Chanel Beads is what you might call a scene band, the project of producer Shane Lavers who’s associated with the much-maligned lower Manhattan micro-neighborhood of Dimes Square. They play packed shows in lofts and bars full of kids born in 2004 taking pics on a point-and-shoot digital camera while wearing absolutely enormous pants. If you go to a bar called The River and hang out with dripped-out downtown people, someone will ask you: Hey, have you listened to the new Chanel Beads singles?
This is essentially how I was initiated to Chanel Beads: because they suddenly became inescapable, at least in the much-maligned lower Manhattan micro-neighborhood of Dimes Square. It started with “Ef,” a one-off single from last year, which somehow sounded like the Microphones but also kind of like Enya and Gang Gang Dance? I quickly abandoned any prejudices I had about a band that I began to become convinced was a sort of Drain Gang for the art school set. “Ef” felt totally fresh, a sexy bricolage of completely zonked synths where singer-songwriter Maya McGrory’s vocals burst and bloom in a dreamy, sort of druggy way.
The band’s debut album, Your Day Will Come, expands on those dreams and drugs, and delights in more uncommon juxtapositions. It is both Lil Peep and Massive Attack; Prefab Sprout and Yung Lean; a record made by people who really freak out about music, who know every twist and turn on Steely Dan’s Aja and are crazy enough to say, but what if we kind of rapped over this? It is a risky proposition, difficult to avoid seeming winky or gimmicky, but more often than not, the results are supremely lovely. On “Unifying Thought,” McGrory sounds like she’s singing through a waterfall inside a mall. “I don’t do molly anymore,” she sings at the song’s outset, before it gets beatific, with crescendoing strings crashing into a wash of guitars. She continues: “If you love me, I love you more.”

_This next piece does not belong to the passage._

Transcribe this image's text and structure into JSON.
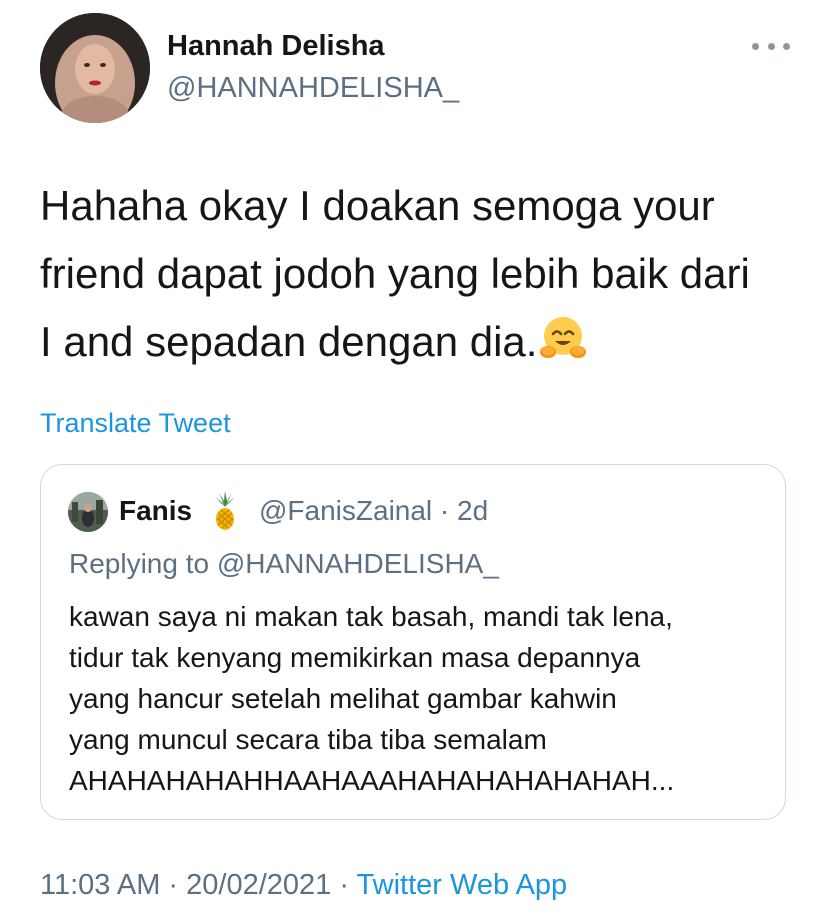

The general approach of Your Day Will Come is to find that provocative sweet spot between being chintzy and being sincere. To fuck around, but with discipline. In practice, this usually means doing something like cutting elevator music with open chords on an acoustic guitar. It means adding some Seinfeld slap bass on the velvety downtempo track “Embarrassed Dog” and having it somehow feel completely intuitive. Or on “Police Scanner,” where the hand-clap drum machine loops and shoegaze guitars get all freaked out by Lavers’ vocals, the repetition of little “yeahs,” which are performed with the same sort of energy of watching Ren & Stimpy reruns in your parents’ basement—paranoia pop, you might call it.
For all its oblique melodies and wobbly production, Your Day Will Come evokes a strange kind of beauty. It’s tied together by the ambient outlier, “Coffee Culture,” a gentle drone of strings, synthetic choirs, dulcimers, and some sort of digitally-treated wind instrument. It’s a welcome break, a comfortable silence. This is the kind of New York cool the band traffics in, not one born of disaffection but of sincerity. More than anything else, Your Day Will Come is cool because it’s a good hang. Like you’re sitting shotgun in the car of someone you have a crush on and you’re taking turns being DJ. Like: you are riding your bike and you are a little bit drunk and it is 90 degrees so you’re wearing a rash guard because baby, you burn easily. It seems to say: to give one shit, to care about your art, to maybe even be a little funny about it, is it so uncool?